Connected to them as he was, Ejelano felt what they felt. Their nerves were his nerves. Consequently, the full brunt of the shield filled his body just as it did theirs. He collapsed to the ground and writhed about, twitching and shrieking, finding no escape from the agony that bolted through every fiber, every cell of his unearthly body.
As each crow perished and its physical form was dispatched, its essence was free to return to the shapeless, liquid blackness above, ready to be reincarnated for equally black deeds at the whim of its master. After the last one was disposed of, Ejelano’s misery mercifully ended, and he was left prostrate on the ground, panting for breath.
WHOA. THAT’S NEW.
The shield...it’s too strong...I can’t get through it. And there’s no way I’m getting through that gate by myself.

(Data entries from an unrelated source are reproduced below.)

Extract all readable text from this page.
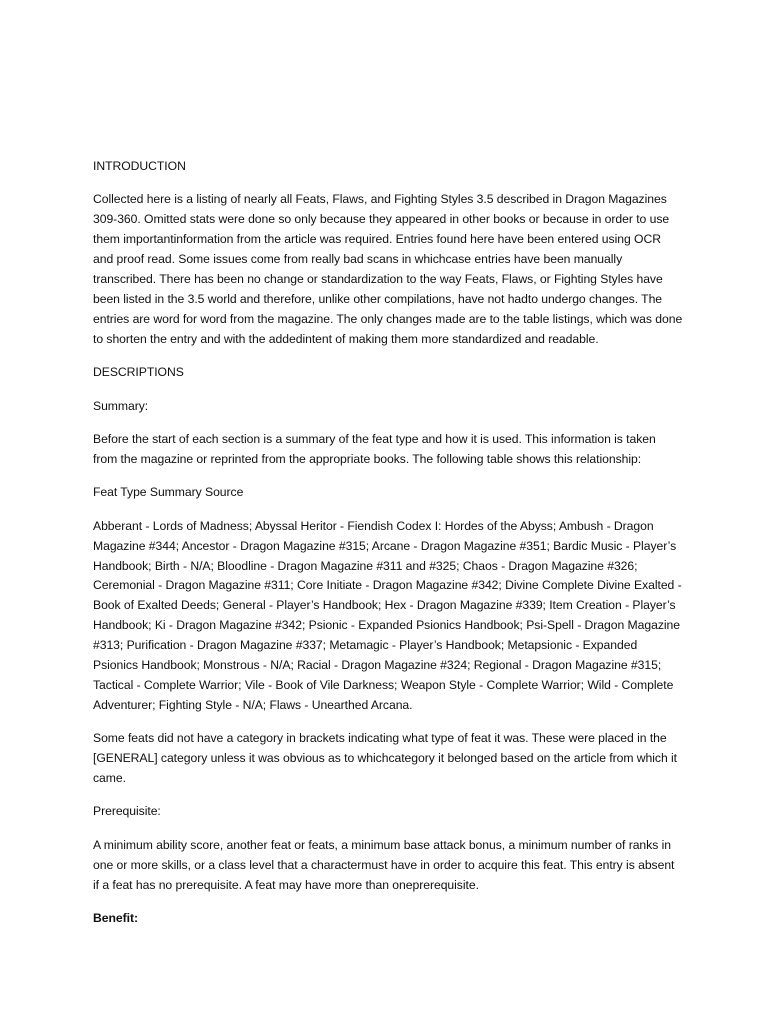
INTRODUCTION

Collected here is a listing of nearly all Feats, Flaws, and Fighting Styles 3.5 described in Dragon Magazines 309-360. Omitted stats were done so only because they appeared in other books or because in order to use them importantinformation from the article was required. Entries found here have been entered using OCR and proof read. Some issues come from really bad scans in whichcase entries have been manually transcribed. There has been no change or standardization to the way Feats, Flaws, or Fighting Styles have been listed in the 3.5 world and therefore, unlike other compilations, have not hadto undergo changes. The entries are word for word from the magazine. The only changes made are to the table listings, which was done to shorten the entry and with the addedintent of making them more standardized and readable.

DESCRIPTIONS
Summary:

Before the start of each section is a summary of the feat type and how it is used. This information is taken from the magazine or reprinted from the appropriate books. The following table shows this relationship:

Feat Type Summary Source

Abberant - Lords of Madness; Abyssal Heritor - Fiendish Codex I: Hordes of the Abyss; Ambush - Dragon Magazine #344; Ancestor - Dragon Magazine #315; Arcane - Dragon Magazine #351; Bardic Music - Player’s Handbook; Birth - N/A; Bloodline - Dragon Magazine #311 and #325; Chaos - Dragon Magazine #326; Ceremonial - Dragon Magazine #311; Core Initiate - Dragon Magazine #342; Divine Complete Divine Exalted - Book of Exalted Deeds; General - Player’s Handbook; Hex - Dragon Magazine #339; Item Creation - Player’s Handbook; Ki - Dragon Magazine #342; Psionic - Expanded Psionics Handbook; Psi-Spell - Dragon Magazine #313; Purification - Dragon Magazine #337; Metamagic - Player’s Handbook; Metapsionic - Expanded Psionics Handbook; Monstrous - N/A; Racial - Dragon Magazine #324; Regional - Dragon Magazine #315; Tactical - Complete Warrior; Vile - Book of Vile Darkness; Weapon Style - Complete Warrior; Wild - Complete Adventurer; Fighting Style - N/A; Flaws - Unearthed Arcana.

Some feats did not have a category in brackets indicating what type of feat it was. These were placed in the [GENERAL] category unless it was obvious as to whichcategory it belonged based on the article from which it came.

Prerequisite:

A minimum ability score, another feat or feats, a minimum base attack bonus, a minimum number of ranks in one or more skills, or a class level that a charactermust have in order to acquire this feat. This entry is absent if a feat has no prerequisite. A feat may have more than oneprerequisite.

Benefit:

Isn’t there anything you can do?
OKAY, FIRST OF ALL I DON’T LIKE YOUR NEGATIVE-NANCY ATTITUDE. YOU’LL NEVER GET ANYWHERE IN THIS WORLD THINKING LIKE THAT.
SECOND...NO, I CAN’T DO ANYTHING MORE. I’M ALREADY RED-LINING ON THE POWER I’M GIVING YOU; ANY MORE AND I’D RISK FRYING YOUR BRAIN.
THIRD, DON’T GIVE UP JUST YET. I HAVE A BIT OF AN ACE UP MY SLEEVE.
A what?
AN ACE. UP MY—IT’S AN EXPRESSION. Y’KNOW, THE CARD GAME? OKAY, YOU KNOW WHAT? FORGET IT. NOT IMPORTANT. WHAT I MEAN IS THAT I’VE GOT A GUY WORKING FOR US ON THE INSIDE. I’VE HAD HIM MARINATING FOR QUITE SOME TIME, ACTUALLY. STARTED WITH HIS DAD. HE’S TOTALLY ON OUR TEAM. HE’S THE BACK-UP PLAN.